S’exprimant sur les ondes de la Chaîne III de la radio nationale, Abdelaziz Benali-Cherif, porte-parole du ministère des Affaires étrangères, a déclaré : «Il n’y a aucune raison de confiner la relation bilatérale entre l’Algérie  et les États-Unis d’Amérique à un seul aspect, à savoir la question sécuritaire.»
Le porte-parole du ministère des Affaires étrangères, tout en relevant que la question sécuritaire de lutte contre le terrorisme et contre le crime sous toutes ses formes dans la région «figurera en bonne place dans les entretiens qu’aura John Kerry avec son homologue Ramtane Lamamra», et qu’auront les membres de la délégation qui l’accompagne avec les hauts responsables algériens, précise qu’il s’agit d’une question «axiale, mais ce n’est pas du tout la seule et l’unique question inscrite à l’ordre du jour de ces entretiens. Il ne faut surtout pas réduire la visite de John Kerry à Alger à cette seule dimension sécuritaire».

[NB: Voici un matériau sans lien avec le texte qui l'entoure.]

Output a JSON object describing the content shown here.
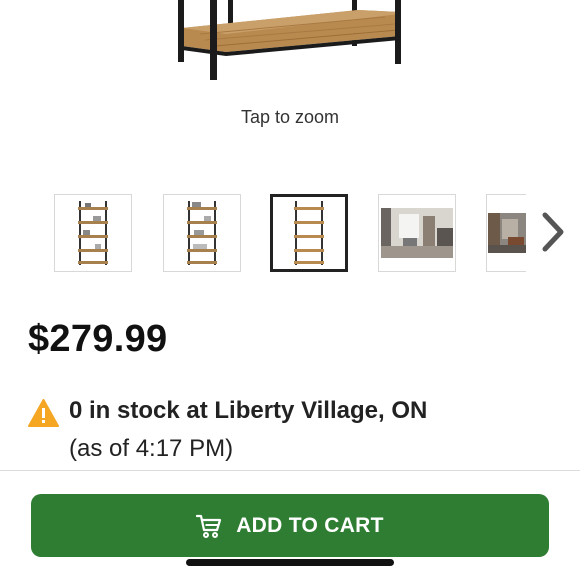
{
  "product": {
    "zoom_hint": "Tap to zoom",
    "price": "$279.99",
    "thumbnails": [
      {
        "icon": "shelf-thumbnail-1",
        "selected": false
      },
      {
        "icon": "shelf-thumbnail-2",
        "selected": false
      },
      {
        "icon": "shelf-thumbnail-3",
        "selected": true
      },
      {
        "icon": "room-scene-thumbnail-4",
        "selected": false
      },
      {
        "icon": "room-scene-thumbnail-5",
        "selected": false
      }
    ],
    "next_icon": "chevron-right-icon"
  },
  "stock": {
    "icon": "warning-icon",
    "line1": "0 in stock at Liberty Village, ON",
    "line2": "(as of 4:17 PM)"
  },
  "cart": {
    "label": "ADD TO CART",
    "icon": "cart-icon"
  },
  "colors": {
    "accent": "#2e7d32",
    "warning": "#f5a623"
  }
}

2e session du dialogue stratégique Algérie-État-unis
D’autre part, M. Benali Chérif met en exergue que cette visite intervient, en fait, «dans le cadre du dialogue stratégique institué par les deux pays, il y a plus d’une année».
Ce dialogue stratégique qui tiendra aujourd’hui sa deuxième session à Alger, à la faveur de cette visite, sous la co-présidence des deux ministres des AE, a atteint aujourd’hui, affirme le porte-parole du ministère des AE, «un niveau élevé, avec des thématiques de coopération plus importantes».

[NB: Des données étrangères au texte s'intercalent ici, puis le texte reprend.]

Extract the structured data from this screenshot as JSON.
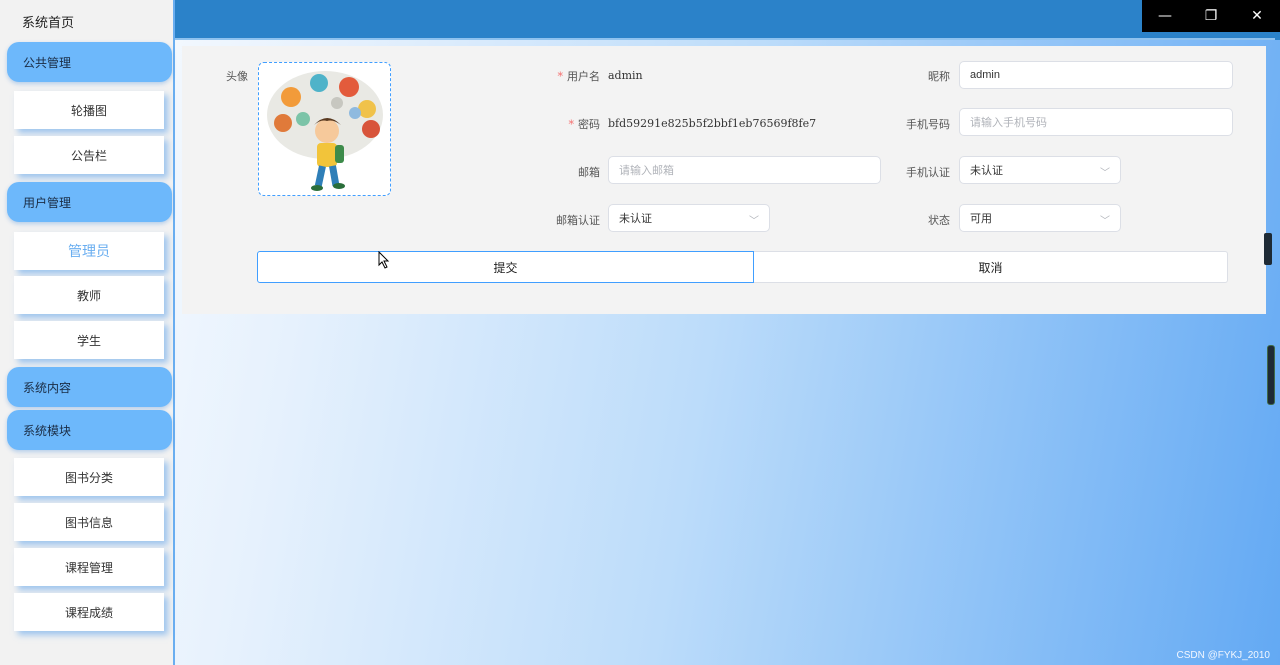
{
  "sidebar": {
    "home": "系统首页",
    "groups": {
      "public": "公共管理",
      "user": "用户管理",
      "content": "系统内容",
      "module": "系统模块"
    },
    "items": {
      "carousel": "轮播图",
      "notice": "公告栏",
      "admin": "管理员",
      "teacher": "教师",
      "student": "学生",
      "book_category": "图书分类",
      "book_info": "图书信息",
      "course_mgmt": "课程管理",
      "course_score": "课程成绩"
    }
  },
  "window": {
    "minimize": "—",
    "restore": "❐",
    "close": "✕"
  },
  "form": {
    "avatar_label": "头像",
    "username_label": "用户名",
    "username_value": "admin",
    "nickname_label": "昵称",
    "nickname_value": "admin",
    "password_label": "密码",
    "password_value": "bfd59291e825b5f2bbf1eb76569f8fe7",
    "phone_label": "手机号码",
    "phone_placeholder": "请输入手机号码",
    "email_label": "邮箱",
    "email_placeholder": "请输入邮箱",
    "phone_verify_label": "手机认证",
    "phone_verify_value": "未认证",
    "email_verify_label": "邮箱认证",
    "email_verify_value": "未认证",
    "status_label": "状态",
    "status_value": "可用",
    "submit": "提交",
    "cancel": "取消"
  },
  "watermark": "CSDN @FYKJ_2010",
  "colors": {
    "accent": "#409eff",
    "sidebar_group": "#6db8fb",
    "topbar": "#2b82c9",
    "required": "#f56c6c"
  }
}
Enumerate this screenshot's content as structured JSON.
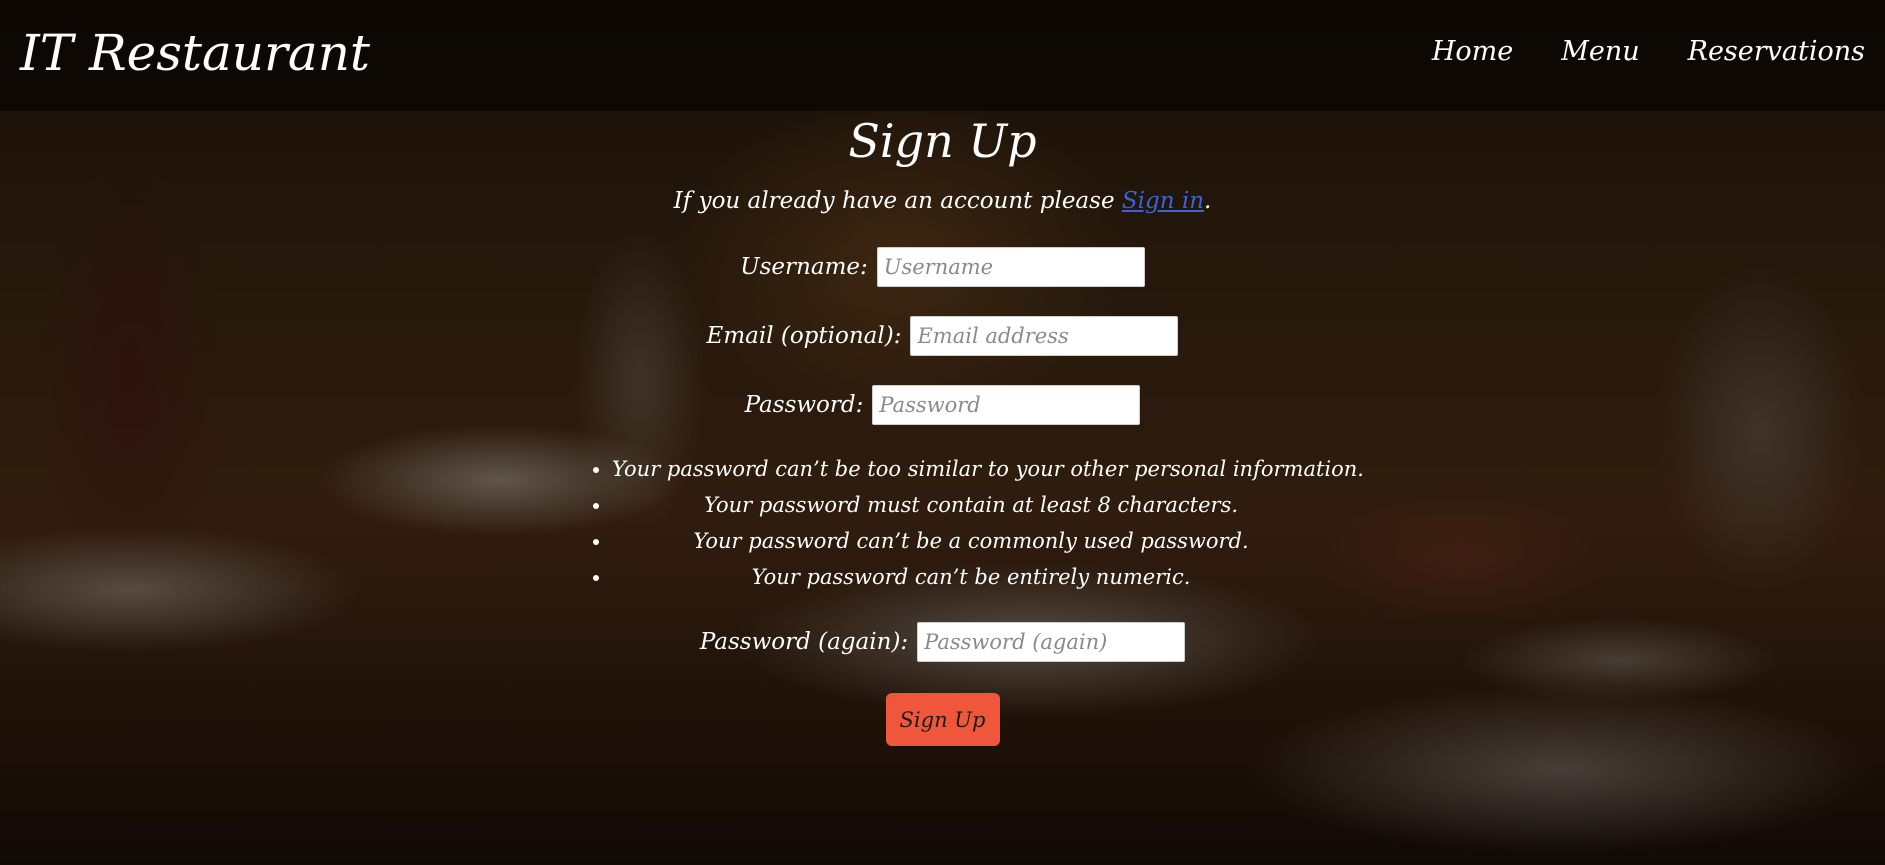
{
  "navbar": {
    "brand": "IT Restaurant",
    "links": [
      {
        "label": "Home"
      },
      {
        "label": "Menu"
      },
      {
        "label": "Reservations"
      }
    ]
  },
  "page": {
    "title": "Sign Up",
    "intro_prefix": "If you already have an account please ",
    "intro_link": "Sign in",
    "intro_suffix": "."
  },
  "form": {
    "username": {
      "label": "Username:",
      "placeholder": "Username",
      "value": ""
    },
    "email": {
      "label": "Email (optional):",
      "placeholder": "Email address",
      "value": ""
    },
    "password": {
      "label": "Password:",
      "placeholder": "Password",
      "value": ""
    },
    "password_rules": [
      "Your password can’t be too similar to your other personal information.",
      "Your password must contain at least 8 characters.",
      "Your password can’t be a commonly used password.",
      "Your password can’t be entirely numeric."
    ],
    "password_again": {
      "label": "Password (again):",
      "placeholder": "Password (again)",
      "value": ""
    },
    "submit_label": "Sign Up"
  },
  "colors": {
    "submit_button": "#f0573a",
    "link": "#3a63d8",
    "navbar_overlay": "rgba(0,0,0,0.55)",
    "text": "#ffffff"
  }
}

Évoquant, ensuite, les questions de coopération qui seront étudiées par les deux parties, le porte-parole du ministère des Affaires étrangères relèvera que des groupes de travail  seront mis en place et discuteront des différentes thématiques de coopération.
Il s’agira d’un groupe de travail sur les questions politiques,  d’un autre groupe sur la coopération en matière de sécurité et de lutte contre le terrorisme, et d’un groupe sur la coopération économique et commerciale.
«Tous ces groupes présenteront leurs conclusions aux deux ministres, et les entretiens seront sanctionnés par un communiqué ou par une déclaration commune», indique «L’invité de la rédaction».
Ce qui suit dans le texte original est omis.